Q: What does this mean for orthopedic ASCs?
JC: Orthopedic ASCs will continue to see more complicated and expensive types of cases migrate to the outpatient and ASC sites of care. Successful ASCs who focus on these types of cases will need to be very price-sensitive to the orthopedic implants and related products they use. Otherwise, these facilities will lose money on cases rather quickly. Changes in device prices significantly affect the economies of orthopedic care. There are approximately two million trauma cases requiring plates, screws, rods and other devices; half a million instrumented spine cases; and approximately one million hip and knee reconstructive procedures performed in the U.S. each year. Managing many of these cases in the ASC setting will be a challenge because of the high costs of implants. This is particularly important to spine care as we're seeing a huge shift of these procedures taking place in the ASC setting.
Both the government and society is concerned with the value of healthcare that is purchased in the U.S. Value is best defined as the quality of care divided by cost. This will be the new metric for healthcare in ASCs. Usually higher volume purchasers get a better pricing in most supply chain management situations, but this doesn't necessarily happen in healthcare.
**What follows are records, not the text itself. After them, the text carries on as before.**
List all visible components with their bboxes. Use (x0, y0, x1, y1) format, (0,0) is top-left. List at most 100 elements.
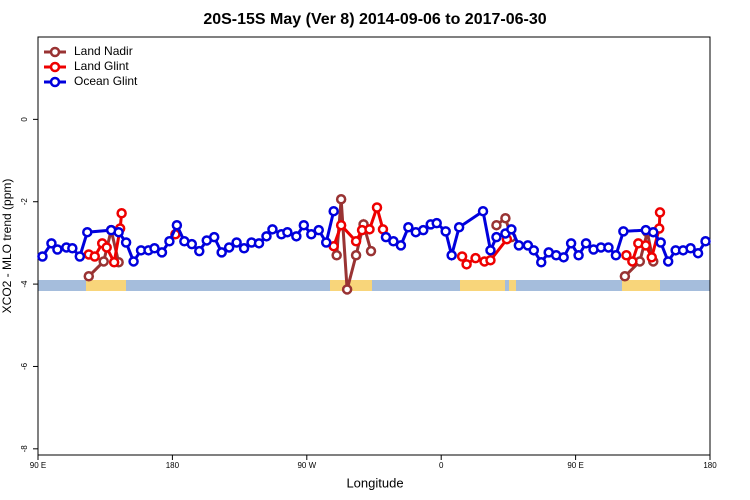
data-point (46, 238, 57, 249)
data-point (267, 224, 278, 235)
data-point (149, 243, 160, 254)
data-point (306, 229, 317, 240)
data-point (621, 250, 632, 261)
data-point (513, 240, 525, 251)
data-point (253, 238, 265, 249)
data-point (603, 242, 614, 253)
data-point (470, 252, 481, 264)
data-point (506, 224, 517, 235)
data-point (171, 219, 183, 231)
data-point (291, 231, 302, 242)
y-tick-label: 0 (20, 117, 29, 122)
data-point (313, 224, 324, 236)
data-point (580, 238, 592, 249)
data-point (350, 236, 362, 247)
data-point (431, 217, 442, 229)
data-point (108, 257, 120, 268)
data-point (654, 207, 666, 218)
data-point (700, 236, 711, 247)
data-point (646, 252, 658, 263)
data-point (223, 242, 235, 253)
x-axis-label: Longitude (346, 475, 403, 490)
data-point (685, 243, 696, 254)
data-point (350, 250, 362, 261)
x-tick-label: 90 E (567, 461, 583, 470)
data-point (156, 247, 168, 258)
data-point (128, 256, 139, 267)
legend-marker (49, 76, 61, 88)
data-point (446, 250, 457, 261)
data-point (640, 240, 652, 251)
y-tick-label: -8 (20, 445, 29, 453)
data-point (186, 238, 198, 250)
x-tick-label: 90 W (297, 461, 316, 470)
x-tick-label: 0 (439, 461, 444, 470)
data-point (83, 271, 95, 282)
data-point (418, 224, 429, 236)
data-point (89, 251, 100, 262)
data-point (395, 240, 407, 251)
legend-item: Ocean Glint (44, 74, 138, 88)
chart-title: 20S-15S May (Ver 8) 2014-09-06 to 2017-0… (203, 11, 546, 28)
data-point (52, 244, 63, 255)
data-point (536, 257, 547, 268)
data-point (335, 219, 347, 231)
data-point (403, 222, 414, 233)
y-tick-label: -2 (20, 198, 29, 206)
data-point (364, 224, 375, 235)
data-point (208, 231, 220, 243)
data-point (573, 250, 584, 261)
data-point (558, 252, 569, 263)
data-point (113, 226, 124, 238)
data-point (74, 251, 86, 262)
data-point (298, 219, 310, 231)
data-point (261, 231, 272, 242)
x-tick-label: 180 (703, 461, 717, 470)
y-tick-label: -4 (20, 280, 29, 288)
data-point (67, 243, 78, 254)
data-point (371, 202, 383, 213)
data-point (500, 212, 511, 224)
data-point (98, 256, 109, 267)
data-point (655, 237, 666, 248)
data-point (648, 226, 659, 238)
legend-marker (49, 61, 61, 73)
legend-item: Land Nadir (44, 44, 133, 58)
x-tick-label: 90 E (30, 461, 46, 470)
data-point (692, 247, 704, 259)
data-point (461, 259, 472, 270)
plot-frame (37, 36, 711, 456)
data-point (485, 254, 496, 266)
legend-label: Land Glint (74, 59, 129, 73)
data-point (388, 236, 399, 247)
data-point (485, 245, 496, 256)
data-point (194, 245, 205, 257)
data-point (440, 226, 451, 237)
data-point (335, 194, 347, 205)
data-point (380, 231, 392, 243)
data-point (216, 247, 227, 258)
data-point (491, 231, 502, 243)
surface-band (38, 280, 710, 291)
legend-marker (49, 46, 61, 58)
data-point (331, 250, 342, 261)
data-point (320, 237, 332, 248)
legend-label: Land Nadir (74, 44, 133, 58)
data-point (37, 251, 48, 262)
data-point (528, 245, 540, 256)
legend-label: Ocean Glint (74, 74, 138, 88)
data-point (662, 256, 674, 267)
legend-item: Land Glint (44, 59, 129, 73)
data-point (328, 205, 339, 217)
data-point (231, 237, 242, 248)
y-tick-label: -6 (20, 362, 29, 370)
data-point (164, 236, 175, 247)
data-point (341, 284, 353, 295)
x-tick-label: 180 (166, 461, 180, 470)
data-point (619, 271, 631, 282)
data-point (610, 250, 622, 261)
data-point (282, 226, 293, 238)
data-point (618, 226, 629, 237)
data-point (120, 237, 132, 248)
Average supply costs for knee arthroscopy (CPT 29881) by monthly ASC case volume:
Less than 100 cases: ~$750
100-200 cases: ~$250
200-400 cases: ~$700
400-600 cases: ~$700
600-900 cases: ~$450
900-1,200 cases: ~$750
More than 1,200 cases: ~450
Q: What can orthopedic ASCs do in light of rising device costs?
JC: Supply chain management is a sophisticated process. The automobile industry is the leading industry and is considered the "best practice." This industry is a sort of "best of breed" in supply management because it works opposite of the healthcare industry: thousands of suppliers and fewer buyers who manage those costs aggressively. It's all about leveraging "buyer power." Orthopedic ASCs can internally get up the learning curve by committing the staff and time to stay educated on reimbursement trends, optimal coding and managing the cost of specific orthopedic devices, but some facilities may not always be able to do this effectively.
Alternatively, orthopedic ASCs can aggregate buying power in using a third-party firm. Neutral, unbiased, orthopedic technology management specialists can educate ASCs that don't have the experience or knowledge to capture appropriate pricing. These firms can help propagate buyer power, develop and manage supply chain contracts, leverage provider alignment, maintain compliance and much more.